To statistically compare ΔV_m vs. time plots among groups each individual induction trace was binned in time (average of values in 80, 100 ms, bins from –4 to +4 s). The number of points in each bin for each group is as follows: silent cells (−4, + 4 s): n = 19, 19, 19, 0, 20, 20, 21, 21, 25, 26, 26, 27, 27, 27, 27, 27, 28, 28, 28, 28, 29, 29, 29, 29, 29, 29, 29, 29, 29, 29, 29, 29, 29, 29, 29, 29, 29, 29, 29, 29, 29, 29, 29, 29, 29, 29, 29, 29, 29, 29, 29, 29, 29, 27, 25, 25, 25, 24, 21, 20, 19, 17, 16, 14, 14, 10, 9, 9, 8, 8, 7, 7, 7, 7, 7, 6, 6, 6, 6, 6. Silent + depolarization (−4, + 4 s): n = 2, 2, 4, 5, 5, 6, 6, 6, 6, 6, 6, 7, 7, 7, 8, 8, 8, 8, 8, 8, 8, 8, 8, 8, 8, 8, 8, 8, 8, 8, 8, 8, 8, 8, 8, 8, 8, 8, 8, 8, 8, 8, 8, 8, 8, 8, 8, 8, 8, 8, 8, 8, 8, 8, 8, 8, 8, 8, 8, 8, 8, 8, 8, 8, 8, 8, 8, 8, 8, 8, 8, 8, 8, 8, 8, 8, 8, 8, 8, 8, 8, 8, 8, 8, 7, 7, 6, 6, 6, 6, 5, 5, 5, 5, 3, 3. Depolarized PCs (–4 to +4 s): n = 6, 6, 6, 6, 6, 5, 5, 5, 4, 4, 5, 6, 6, 6, 7, 7, 6, 6, 6, 7, 7, 8, 7, 7, 7, 7, 6, 6, 5, 5, 5, 4, 4, 4, 4, 4, 4, 4, 4, 4, 4, 5, 5, 5, 5, 5, 5, 5, 6, 7, 8, 8, 8, 9, 10, 14, 14, 15, 15, 15, 15, 15, 14, 14, 14, 14, 14, 14, 14, 14, 14, 14, 14, 14, 14, 13, 12, 12, 10, 9, 9. All PCs (–1 to +4 s): n = 26, 26, 26, 26, 26, 26, 26, 26, 26, 26, 26, 26, 26, 26, 26, 26, 26, 26, 26, 26, 26, 26, 26, 26, 26, 26, 26, 26, 26, 26, 26, 26, 26, 26, 26, 26, 26, 26, 26, 26, 26, 26, 26, 26, 26, 26, 25, 24, 24. PCs + hyperpolarization (–1 to +4 s): n = 5, 6, 6, 7, 7, 8, 8, 8, 8, 8, 8, 8, 8, 8, 8, 8, 8, 8, 8, 8, 8, 8, 8, 8, 8, 8, 8, 8, 8, 8, 8, 8, 8, 8, 8, 8, 8, 8, 8, 8, 8, 8, 8, 8, 8, 8, 8, 8, 8, 8, 8, 8, 8, 8, 8, 8, 8, 8, 8, 8, 8, 8, 8, 8, 8, 8, 8, 8, 8, 8, 8, 8, 8, 8, 8, 8, 8, 8, 8, 8, 8, 8, 8, 8, 8. Silent+ large hyperpolarization (–4 to +4): n = 4, 4, 4, 4, 5, 5, 5, 6, 6, 6, 6, 6, 6, 7, 7, 7, 7, 7, 7, 7, 7, 7, 7, 7, 7, 7, 7, 7, 7, 7, 7, 7, 7, 7, 7, 7, 7, 7, 7, 7, 7, 7, 7, 7, 7, 7, 7, 7, 7, 7, 7, 7, 6, 6, 6, 6, 5, 5, 5, 5, 5, 4, 4, 4, 4, 4, 4, 3, 3, 3, 3, 2, 2, 2, 2, 2, 2, 2, 2, 2, 2.

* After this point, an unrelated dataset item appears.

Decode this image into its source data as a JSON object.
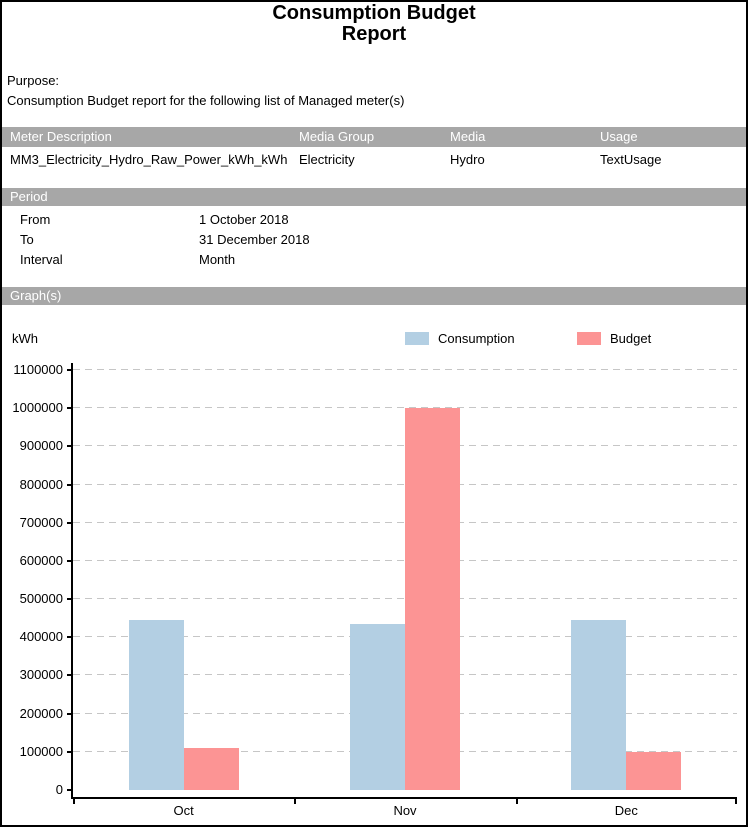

Statistical details of experiments can be found in the figure legends. Unless otherwise specified, measured values and ranges reflect mean ± SEM. Significance was defined as p < 0.05. Sample sizes were not determined by statistical methods, but efforts were made to collect as many samples as was technically feasible. No data or subjects were excluded from any analysis.